Crucially, the paper notes that bias is better characterised as a trait of the agent than as a driver of attack success. An agent’s preferred family is not necessarily its most effective one. The fixation is behavioural, not strategic — the agent isn’t concentrating because that’s what works, it’s concentrating because that’s what it does.
Why it matters
If you build threat models for AI-assisted intrusion, the intuitive assumption is that an LLM agent explores the full attack surface — that it’s a tireless generalist trying everything. CyBiasBench says the opposite for the agents tested: they behave more like a junior operator with a few favourite moves, and they’re hard to talk out of them.
That has two consequences. For defenders, predictable attackers are good news: if a given agent reliably leans on a small set of families, the traffic it produces is more fingerprintable than a human red-teamer’s, and detection tuned to those families catches a disproportionate share of its activity. For red teams and evaluators, it’s a warning: a single off-the-shelf agent does not give you broad coverage. If your AI-assisted assessment uses one agent, you are inheriting that agent’s blind spots, and “the agent didn’t find it” tells you about the agent’s bias, not about your target’s exposure. This connects to earlier findings on how agentic red teaming compresses timelines without necessarily broadening coverage.

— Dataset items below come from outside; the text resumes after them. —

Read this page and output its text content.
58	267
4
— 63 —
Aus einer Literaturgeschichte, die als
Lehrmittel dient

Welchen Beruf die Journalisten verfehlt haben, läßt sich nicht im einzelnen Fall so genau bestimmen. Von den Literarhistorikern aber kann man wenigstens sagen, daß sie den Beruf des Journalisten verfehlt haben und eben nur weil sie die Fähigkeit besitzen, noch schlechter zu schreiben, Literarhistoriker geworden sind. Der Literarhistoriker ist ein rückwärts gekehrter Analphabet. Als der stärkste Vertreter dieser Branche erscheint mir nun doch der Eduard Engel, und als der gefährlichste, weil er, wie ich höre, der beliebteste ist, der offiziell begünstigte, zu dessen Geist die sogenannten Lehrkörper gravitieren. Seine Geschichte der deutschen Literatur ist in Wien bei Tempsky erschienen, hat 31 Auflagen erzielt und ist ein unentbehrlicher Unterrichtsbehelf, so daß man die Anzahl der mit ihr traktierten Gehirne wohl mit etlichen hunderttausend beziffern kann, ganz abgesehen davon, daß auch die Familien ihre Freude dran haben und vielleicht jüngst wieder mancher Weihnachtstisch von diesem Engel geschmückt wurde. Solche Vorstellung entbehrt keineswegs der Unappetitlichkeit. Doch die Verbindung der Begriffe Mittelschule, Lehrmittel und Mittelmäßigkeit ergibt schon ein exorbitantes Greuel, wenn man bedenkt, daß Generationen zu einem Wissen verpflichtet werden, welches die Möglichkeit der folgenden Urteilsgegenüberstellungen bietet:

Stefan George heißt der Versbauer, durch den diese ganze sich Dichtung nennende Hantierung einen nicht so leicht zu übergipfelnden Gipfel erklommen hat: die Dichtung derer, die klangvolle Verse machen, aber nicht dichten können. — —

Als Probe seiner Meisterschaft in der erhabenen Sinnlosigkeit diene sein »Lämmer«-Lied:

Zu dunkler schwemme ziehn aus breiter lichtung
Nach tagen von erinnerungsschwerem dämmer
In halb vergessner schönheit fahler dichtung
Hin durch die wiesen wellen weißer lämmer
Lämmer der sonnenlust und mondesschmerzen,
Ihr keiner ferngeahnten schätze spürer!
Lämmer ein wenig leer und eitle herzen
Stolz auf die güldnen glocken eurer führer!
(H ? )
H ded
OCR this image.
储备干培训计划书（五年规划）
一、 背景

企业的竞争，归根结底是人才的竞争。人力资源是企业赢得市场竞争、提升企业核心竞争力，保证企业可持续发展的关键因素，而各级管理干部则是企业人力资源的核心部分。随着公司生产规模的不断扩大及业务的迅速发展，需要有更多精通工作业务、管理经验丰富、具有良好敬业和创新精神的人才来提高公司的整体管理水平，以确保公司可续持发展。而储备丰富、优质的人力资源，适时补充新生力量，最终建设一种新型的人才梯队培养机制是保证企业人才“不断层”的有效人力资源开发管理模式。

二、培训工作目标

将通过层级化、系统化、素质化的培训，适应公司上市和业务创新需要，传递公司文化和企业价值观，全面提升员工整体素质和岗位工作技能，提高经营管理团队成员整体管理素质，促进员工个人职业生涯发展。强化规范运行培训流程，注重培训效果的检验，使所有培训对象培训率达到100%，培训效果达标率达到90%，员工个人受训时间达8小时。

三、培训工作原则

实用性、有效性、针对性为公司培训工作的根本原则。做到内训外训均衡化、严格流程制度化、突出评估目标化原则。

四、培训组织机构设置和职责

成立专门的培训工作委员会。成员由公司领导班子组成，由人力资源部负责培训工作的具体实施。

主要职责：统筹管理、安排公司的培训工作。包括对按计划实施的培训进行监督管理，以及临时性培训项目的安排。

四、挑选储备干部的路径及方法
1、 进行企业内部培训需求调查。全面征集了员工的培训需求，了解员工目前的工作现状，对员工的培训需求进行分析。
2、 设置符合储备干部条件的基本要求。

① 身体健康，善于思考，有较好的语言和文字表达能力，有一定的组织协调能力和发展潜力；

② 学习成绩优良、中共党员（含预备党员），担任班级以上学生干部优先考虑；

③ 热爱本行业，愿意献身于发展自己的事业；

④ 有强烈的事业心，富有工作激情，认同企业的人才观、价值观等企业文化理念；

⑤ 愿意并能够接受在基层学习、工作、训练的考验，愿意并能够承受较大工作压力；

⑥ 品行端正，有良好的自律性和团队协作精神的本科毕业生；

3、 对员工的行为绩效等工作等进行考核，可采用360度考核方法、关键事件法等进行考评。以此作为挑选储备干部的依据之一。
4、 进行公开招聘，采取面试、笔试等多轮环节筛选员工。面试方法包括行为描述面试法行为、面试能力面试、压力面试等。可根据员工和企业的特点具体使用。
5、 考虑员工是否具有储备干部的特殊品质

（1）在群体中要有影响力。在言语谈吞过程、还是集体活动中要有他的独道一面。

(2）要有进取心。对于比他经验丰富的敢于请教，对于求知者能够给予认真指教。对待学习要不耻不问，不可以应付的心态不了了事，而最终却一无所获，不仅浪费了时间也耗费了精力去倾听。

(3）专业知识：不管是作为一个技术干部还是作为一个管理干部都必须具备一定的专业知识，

It also complicates benchmark design. Leaderboards that score offensive agents on a single target distribution can reward an agent whose favourite family happens to match the test, while penalising a more balanced agent — measuring fit, not capability. This is part of why meta-benchmarks like CAIBench and task suites like Cybench matter: capability has to be read across many scenarios before you can separate it from bias.
Defenses
This is research, so the “defenses” are how to use the finding rather than patch a hole.
-
Profile the agents, not just the attacks. If adversaries are using known agents, build detection signatures around each agent’s dominant attack families. The CRS-bucketed traffic in CyBiasBench is reproducible — you can characterise an agent’s house style in your own lab and turn it into a WAF/IDS prior.
-
Don’t equate “one agent ran clean” with “we’re secure”. Coverage from a single agent is bounded by its bias. Run multiple, architecturally different agents in any AI-assisted assessment, and compare their allocation distributions to estimate the surface none of them touched.
-
Treat low allocation entropy as a coverage gap, not a result. If your red-team agent spent 80% of its requests on one family, the families it ignored are unaudited — schedule human or differently-biased follow-up there.
-
Log raw traffic, classify deterministically. The study’s core method — capture HTTP, classify with OWASP CRS, ignore the agent’s self-report — is a cheap, vendor-neutral way to audit what your agents actually do versus what they claim. Self-reported attack logs are not evidence.
-
Build bias into your threat models. When estimating AI-assisted attacker behaviour, model a biased operator with momentum, not an omniscient one. The realistic near-term attacker over-uses a few techniques and resists redirection — which makes their early-stage traffic noisier and more catchable than a skilled human’s.
Status
| Item | Reference | Date | Notes |
|---|---|---|---|
| CyBiasBench paper | arXiv 2605.07830 | 2026-05 | 630 sessions, 5 agents, 3 targets, 4 prompt conditions, 10 attack families |
| Classification method | OWASP Core Rule Set | — | Deterministic per-request attack-family labelling from raw HTTP |
| Key finding | — | — | Attack-selection bias + “bias momentum”; bias is an agent trait, not a success driver |
| Related coverage | CAIBench, Cybench | 2024–2025 | Multi-scenario benchmarks for separating capability from fit |
The useful takeaway is narrow and practical: today’s offensive LLM agents are not the all-seeing generalists threat models often assume. They have habits, those habits are measurable, and measurable habits are defensible. Profile the agent, run more than one, and watch what their traffic actually does — not what their logs say they did.